Furthermore, the working class are massively under-represented in government and parliament. All the parties are eager to chase the votes of the aspiring middle class, and while there is in itself nothing wrong with this, it has been done at the expense of the working class. Earlier generations of Labour politicians included people from the working class, who made their way into parliament from the trade unions. One of the earliest Labour politicians to be elected to Westminster was an agricultural worker, and gave his autobiography, I believe, the title of ‘From Plough to Parliament’. Ernest Bevin, Labour’s Foreign Minister under Clement Atlee, was a dock worker and founder, with Harry Gosling, of the Transport and General Workers’ Union. Tony Blair and Ed Milliband have tried to loosen the Party’s links with the unions.

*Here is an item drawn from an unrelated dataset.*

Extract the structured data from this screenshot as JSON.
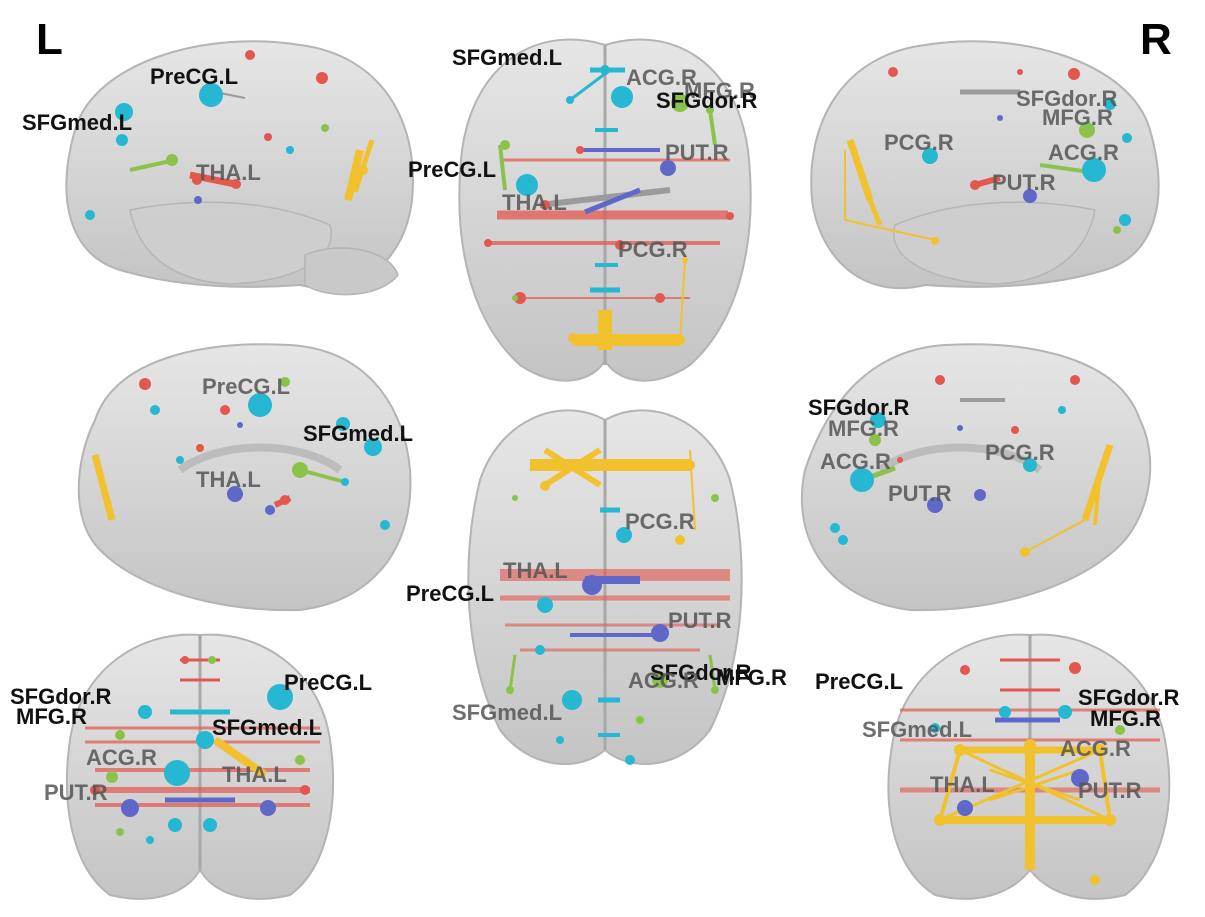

And many of the modern ranks of politicians across the political spectrum come from very middle class backgrounds. Instead of trade union activism, they frequently come from a more academic background, having read of Politics, Philosophy and Economics at Uni. The Tory and Tory Cabinet are a demonstration of this middle and upper class domination of politics and parliament. They are nearly all toffs with connections to banking and finance.

And the class composition of parliament and the parties shows in the parties’ economic and welfare policies. Any kind of nationalisation is considered unacceptable as they have adopted, to a greater or lesser extent, Thatcherite Neoliberalism. The government’s welfare policies, rather than address problems with the economy as the cause of poverty, blame the workers themselves for being too lazy or ill-prepared to find a job themselves. The result is a policy of punitive sanctions and highly coercive measures forcing the unemployed to work for their benefits to enrich private industry.

It’s time this stopped. We need proper, Socialist economic measures and the members and representatives of the working class back in parliament. The 1848 Revolution put, at least for a time, the Socialists Louis Blanc and Flocon in government, along with Albert, a worker. This was celebrated and praised as an example of what universal suffrage could achieve by the great German Socialist leader, Ferdinand Lassalle. The time is long overdue when a British government also included Socialists and workers.